Overall fast pyrolysis process

Reception and storage Low capacity systems of up to around 3 t/h feed typically consist of a concrete pad for tipping delivered feed and a front end loader to move it between reception, storage and handling steps. Larger size plants will increasingly require more sophisticated systems analogous to those employed in pulp and paper mills. This will include weighbridge, tipping units, conveyors, bunker storage.
Feed drying This is usually essential unless a naturally dry material such as straw is available. A typical specification is 10% moisture in the dried product as not does only the feed moisture report to the liquid product but also the reaction water from pyrolysis, which typically gives 12-15% water in the product. Waste low grade process heat and would usually be employed from char combustion, for example in a rotary kiln. Biomass may also be burned for this purpose.
Comminution Particles have to be very small to fulfil the requirements of rapid heating and to achieve high liquid yields as explained earlier. This is costly and reactors that can use larger particles, such as ablative pyrolysers, have an advantage.
Reactor A wide variety of configurations have been tested as described above that show considerable diversity and innovation in meeting the basic requirements of fast pyrolysis. the "best" method is not yet established.
Char & ash seperation Some char is inevitably carried over from cyclones and collects in the liquid. Almost all of the ash in the biomass is retained in the char so successful char removal gives successful ash removal. The char may be separated and exported if there is a viable market, otherwise it would be used to provide process heat either directly as in circulating fluid bed reactors or indirectly as in fluid bed systems.

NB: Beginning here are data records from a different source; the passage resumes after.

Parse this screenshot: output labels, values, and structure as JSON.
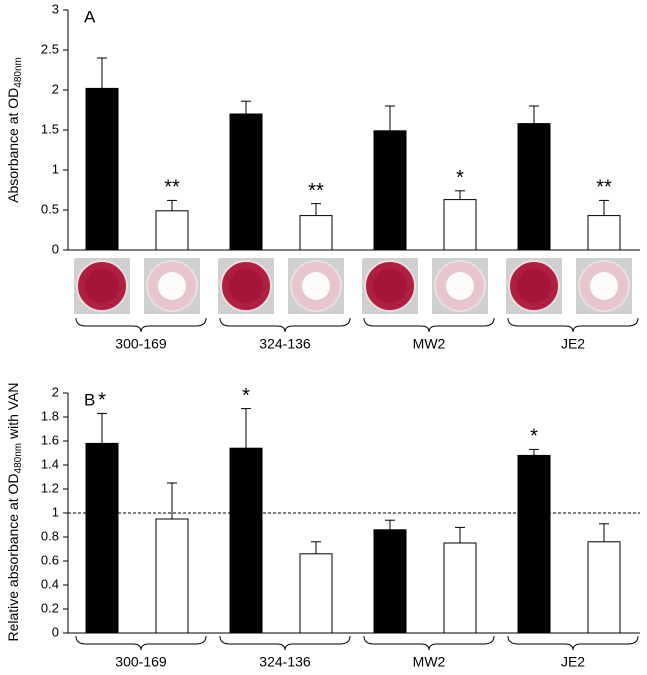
{
  "chart_data": [
    {
      "type": "bar",
      "panel": "A",
      "y_label": {
        "text": "Absorbance at OD",
        "subscript": "480nm"
      },
      "categories": [
        "300-169",
        "324-136",
        "MW2",
        "JE2"
      ],
      "series": [
        {
          "color": "#000000",
          "values": [
            2.02,
            1.7,
            1.49,
            1.58
          ],
          "errors": [
            0.38,
            0.16,
            0.31,
            0.22
          ]
        },
        {
          "color": "#ffffff",
          "values": [
            0.49,
            0.43,
            0.63,
            0.43
          ],
          "errors": [
            0.13,
            0.15,
            0.11,
            0.19
          ],
          "labels": [
            "**",
            "**",
            "*",
            "**"
          ]
        }
      ],
      "ylim": [
        0,
        3
      ],
      "yticks": [
        0,
        0.5,
        1,
        1.5,
        2,
        2.5,
        3
      ]
    },
    {
      "type": "bar",
      "panel": "B",
      "y_label": {
        "text": "Relative absorbance at OD",
        "subscript": "480nm",
        "suffix": " with VAN"
      },
      "categories": [
        "300-169",
        "324-136",
        "MW2",
        "JE2"
      ],
      "series": [
        {
          "color": "#000000",
          "values": [
            1.58,
            1.54,
            0.86,
            1.48
          ],
          "errors": [
            0.25,
            0.33,
            0.08,
            0.05
          ],
          "labels": [
            "*",
            "*",
            null,
            "*"
          ]
        },
        {
          "color": "#ffffff",
          "values": [
            0.95,
            0.66,
            0.75,
            0.76
          ],
          "errors": [
            0.3,
            0.1,
            0.13,
            0.15
          ]
        }
      ],
      "ylim": [
        0,
        2
      ],
      "yticks": [
        0,
        0.2,
        0.4,
        0.6,
        0.8,
        1,
        1.2,
        1.4,
        1.6,
        1.8,
        2
      ],
      "refline": 1
    }
  ]
}
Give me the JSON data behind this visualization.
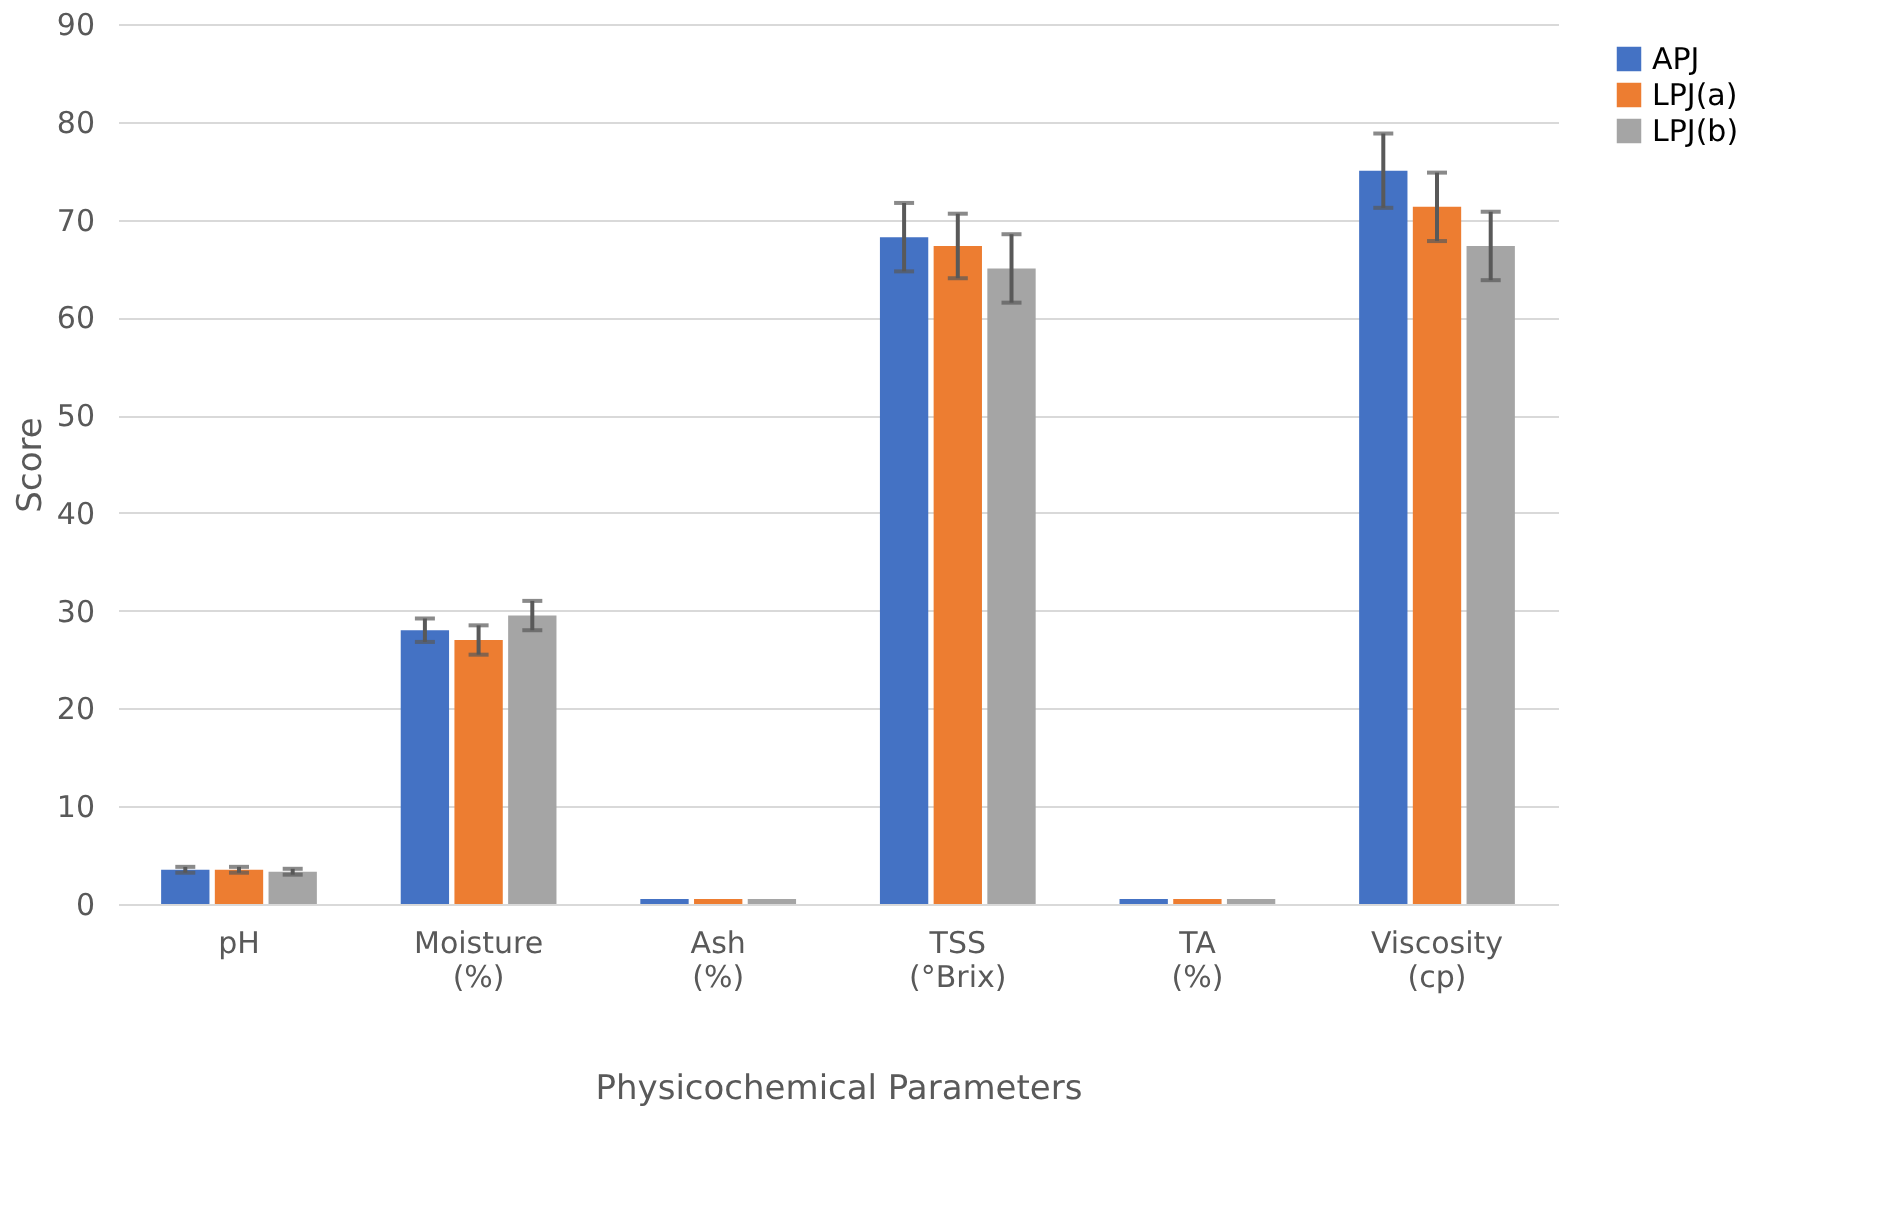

Liquids collection Larger scale processing would usually employ quenching with an immiscible liquid such as hydrocarbon or cooled liquid product. Both are effective. Although collections of aerosols is difficult there has been considerable success with electrostatic precipitators. This technology is widely used on very large scales, so at least in principle this should not be a problem. Careful design is needed to avoid blockage from differential condensation of heavy ends. Light ends collection is important in reducing liquid viscosity.
Storage and transport The bio-oil will require some local storage prior to local or remote use. A tank farm will provide storage and blending facilities. Both storage and transport are features unique to fast pyrolysis and permit economies of scale to be realised from building as large a conversion plant as possible as well as offering economic supplies of bio-oil for distributed or decentralised small scale power and heat applications.